Alternative power sources are always an option: solar and wind or even microhydro if you can set up one near a good stream. LED bulb tech and lighting is becoming cheaper and is a very good choice for electricity powered lighting using solar or wind. Remember that solar is not available when the sun isn't out, wind power is slightly better, and if there is no stream you cannot use microhydro power.
Life without ice, or refrigeration might be hell for most. Keeping perishable food without a fridge requires some smart indigenous tech like Zeer Pots.
You may keep liquids cool in earthen ware containers kept in cool dry places. You can build an insulated pantry to keep things cool and store food long enough. The best thing about off-grid living is that you grow your own food and get to enjoy picking fresh ingredients from your garden or from the sea, and preserve surplus harvests or catch in jars or use canning tech.
You might want to get a solar powered refrigerator but these are expensive. There are plenty of DIY non-electric refrigeration options that you can also try.
Cooking ‘off-grid’ is the best part of living in a homestead. You always get the best
tasting meals with relatively little work.
Learning to
use hand tools is your survival skill if you decide to live off-grid. Without power tools, find a good craftsman to teach you the trade. Learn woodworking skills using commons hand tools.
If fully equipped workshops are available near your place, it is still good to have your work done there than making a mess of everything. Work and repair take a lot longer without power tools so be prepared to have your off-grid home in a constant state-of-building over the course of you living there. Keep spare stuff like reclaimed wood, PVC pipes for your waterline, LED lighting replacements, glass or plexiglass for windows, galvanized iron roofing sheets, and other easy to purchase materials that can be used as quick and easy solutions for emergency repair and back-up for when things wear out and need to be replaced.
You can survive without TV or electronic media entertainment if you live off-grid. Rediscover board games! Indulge to your heart's delight with collectible card games, crafts like sewing or pottery, learn musical instruments, enjoy your books. Reading a book to young kids will be special. Playing together in the evenings with just cardboard stuff still adds up to a lot of good times.
When bored, your kids get to devise their own games and
play, using their own imagination and being on their own helps them think for themselves which helps them be responsible later in life.

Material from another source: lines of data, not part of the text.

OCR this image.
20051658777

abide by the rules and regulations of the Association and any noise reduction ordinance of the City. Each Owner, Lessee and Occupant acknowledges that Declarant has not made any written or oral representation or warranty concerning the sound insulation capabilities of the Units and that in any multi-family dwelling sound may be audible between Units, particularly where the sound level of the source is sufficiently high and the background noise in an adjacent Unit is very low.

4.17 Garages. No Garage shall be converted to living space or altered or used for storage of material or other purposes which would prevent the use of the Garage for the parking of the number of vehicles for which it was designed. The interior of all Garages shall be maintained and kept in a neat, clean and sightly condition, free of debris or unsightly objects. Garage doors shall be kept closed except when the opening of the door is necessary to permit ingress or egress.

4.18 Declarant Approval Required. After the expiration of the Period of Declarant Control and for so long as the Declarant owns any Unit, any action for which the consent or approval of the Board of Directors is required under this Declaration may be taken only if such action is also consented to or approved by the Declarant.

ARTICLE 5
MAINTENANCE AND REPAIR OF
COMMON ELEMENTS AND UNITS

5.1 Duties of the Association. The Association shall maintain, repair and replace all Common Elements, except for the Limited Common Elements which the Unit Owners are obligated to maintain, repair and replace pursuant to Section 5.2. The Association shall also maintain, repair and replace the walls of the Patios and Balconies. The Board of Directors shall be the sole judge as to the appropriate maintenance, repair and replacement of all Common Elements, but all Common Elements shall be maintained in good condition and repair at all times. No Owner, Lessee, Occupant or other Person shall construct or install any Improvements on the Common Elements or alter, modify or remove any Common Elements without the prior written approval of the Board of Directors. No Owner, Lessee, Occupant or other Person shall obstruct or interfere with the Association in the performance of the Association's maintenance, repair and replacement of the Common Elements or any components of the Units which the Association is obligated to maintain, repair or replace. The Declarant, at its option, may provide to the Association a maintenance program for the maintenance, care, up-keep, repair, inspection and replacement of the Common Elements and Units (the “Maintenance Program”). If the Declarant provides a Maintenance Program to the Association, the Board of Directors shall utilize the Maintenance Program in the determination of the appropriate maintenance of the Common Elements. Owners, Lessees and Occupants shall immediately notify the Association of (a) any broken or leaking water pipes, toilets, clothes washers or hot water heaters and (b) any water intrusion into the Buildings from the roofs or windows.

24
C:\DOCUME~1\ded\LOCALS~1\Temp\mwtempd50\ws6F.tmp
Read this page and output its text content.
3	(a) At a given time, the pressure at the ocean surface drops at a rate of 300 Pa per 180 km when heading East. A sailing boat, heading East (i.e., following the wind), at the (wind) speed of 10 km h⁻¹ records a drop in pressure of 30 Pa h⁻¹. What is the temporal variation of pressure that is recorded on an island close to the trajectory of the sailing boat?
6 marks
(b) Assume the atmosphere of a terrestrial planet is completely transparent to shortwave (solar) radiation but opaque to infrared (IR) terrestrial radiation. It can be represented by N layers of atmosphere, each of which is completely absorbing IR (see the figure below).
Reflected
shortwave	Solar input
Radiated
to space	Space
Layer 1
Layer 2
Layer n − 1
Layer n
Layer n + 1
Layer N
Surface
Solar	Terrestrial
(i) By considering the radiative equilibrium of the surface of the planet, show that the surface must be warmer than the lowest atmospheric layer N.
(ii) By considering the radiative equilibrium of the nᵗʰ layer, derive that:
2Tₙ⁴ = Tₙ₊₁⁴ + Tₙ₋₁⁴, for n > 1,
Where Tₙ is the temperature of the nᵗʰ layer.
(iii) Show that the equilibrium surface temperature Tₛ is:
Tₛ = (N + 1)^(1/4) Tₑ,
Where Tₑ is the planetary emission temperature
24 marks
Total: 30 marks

If you can't live without watching TV or movies, get a media player box and stuff it with entertainment media when you're in the urban grid part of town. You can watch your favorite shows over and over. Remember to back-up your media on DVDs or thumb drives and keep these in a Faraday cage to keep them safe. A monitor for watching media entertainment might be too much of a drain on your power resources, so you may choose to augment your alternative power with extra batteries or schedule times when you use your electronic media entertainment. One more caveat is that your equipment breaks down eventually and you either choose to repair it, toss it out, or get a worthy and low cost replacement.
Living off-grid is not a throwback to a simpler or 'better' lifestyle. You actually do a lot more physical work to get through the day but that work keeps you healthy, supplied with your own food, and you don't become a cannibal or looter when the food supply grid goes out permanently elsewhere. Growing your own food, and being self sufficient in spite of the limited gear is the one constant of homestead communities.
Rely on each other more--when watching over the backyard garden or harvesting at just the right time for fresh food so it won't go to waste. With recent advances in energy efficient and compact appliances and technologies, “off-grid” living CAN STILL BE THE SAME living anywhere else. It just costs more to keep the stuff you use--appliances, TV, fridge--battery arrays for power, more wind turbines, a bigger micro-hydro setup with battery arrays too.